I’ve just played through Faithful Companion. I remember starting playing this when it was new, and getting stuck on the puzzle you describe, and not finishing it. This time, I managed to think of the short-circuit you describe, but only after failing at the obvious approach for a while. (One variation I really thought was going to make a difference was tricking the ghost into *opening the door* on the same turn that I release the third latch — because the ghost always acts after you, and I figured this would save a turn. But it doesn’t work, because you still have to spend a turn trying to open the door to set that up.)
Anyway, it’s a very DRODdish puzzle. Fiddly and mechanical and lynchpin-based.
…I flew too close to the sun by putting two links in a post, and it went into moderation, so I’m trying to break it up into two halves.
One thing about alternate solutions, or puzzles designed the way you mention by removing the thing that lets you solve them, is that they seem like they can create red herrings. Like, there’s a level or two of Stephen’s Sausage Roll where there’s a ladder that never seems to get used, and I’ve seen a couple of people complain about it–to the extent that I wonder whether there’s a different solution to one of these levels.
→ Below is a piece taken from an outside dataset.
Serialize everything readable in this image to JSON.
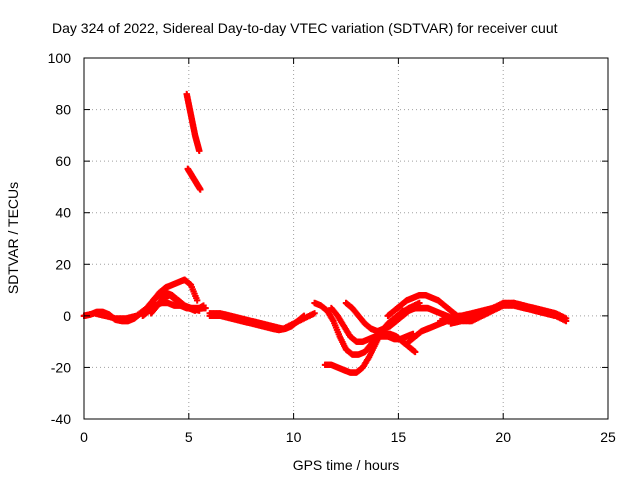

Part of this is the design ethic of SSR, though, which generally seems very much oriented toward using every element (or having them be necessary as a way of blocking solutions). As opposed to an ethic that depends in part on red herrings or (not quite the same thing) what I called Schmuck Bait in reference to Cosmic Express and Sokobond. Which games also sometimes have things that are there for symmetry rather than because they’re essential for the puzzles (e.g., sometimes in Cosmic Express there will be four symmetrically placed special tiles, and the solution has to break symmetry and bypass one of them).
I get the idea that this happens in DROD often–that there are elements you don’t strictly need for a puzzle, partly because you need space to fill in the levels, partly because there are lots of alternate solutions and secrets to discover. But also that since DROD has dynamic enemies, there’s a lot more chaos in the technical sense that could lead to unexpected uses for terrain features. There could be lots of different places to encounter a Slayer or wave of roaches or whatever.
Because SSR doesn’t seem to use red herrings in the same way, its way of frustrating you relies a lot more on the kind of apparent impossibility the Archivist’s notes describe. In fact when I was looking up some comments about the levels with superfluous ladders I found a couple posts where someone wrote out exactly such a proof why the level was impossible and had to figure out which false assumption they’d made. (Also: Aarrrgggh, The Backbone.)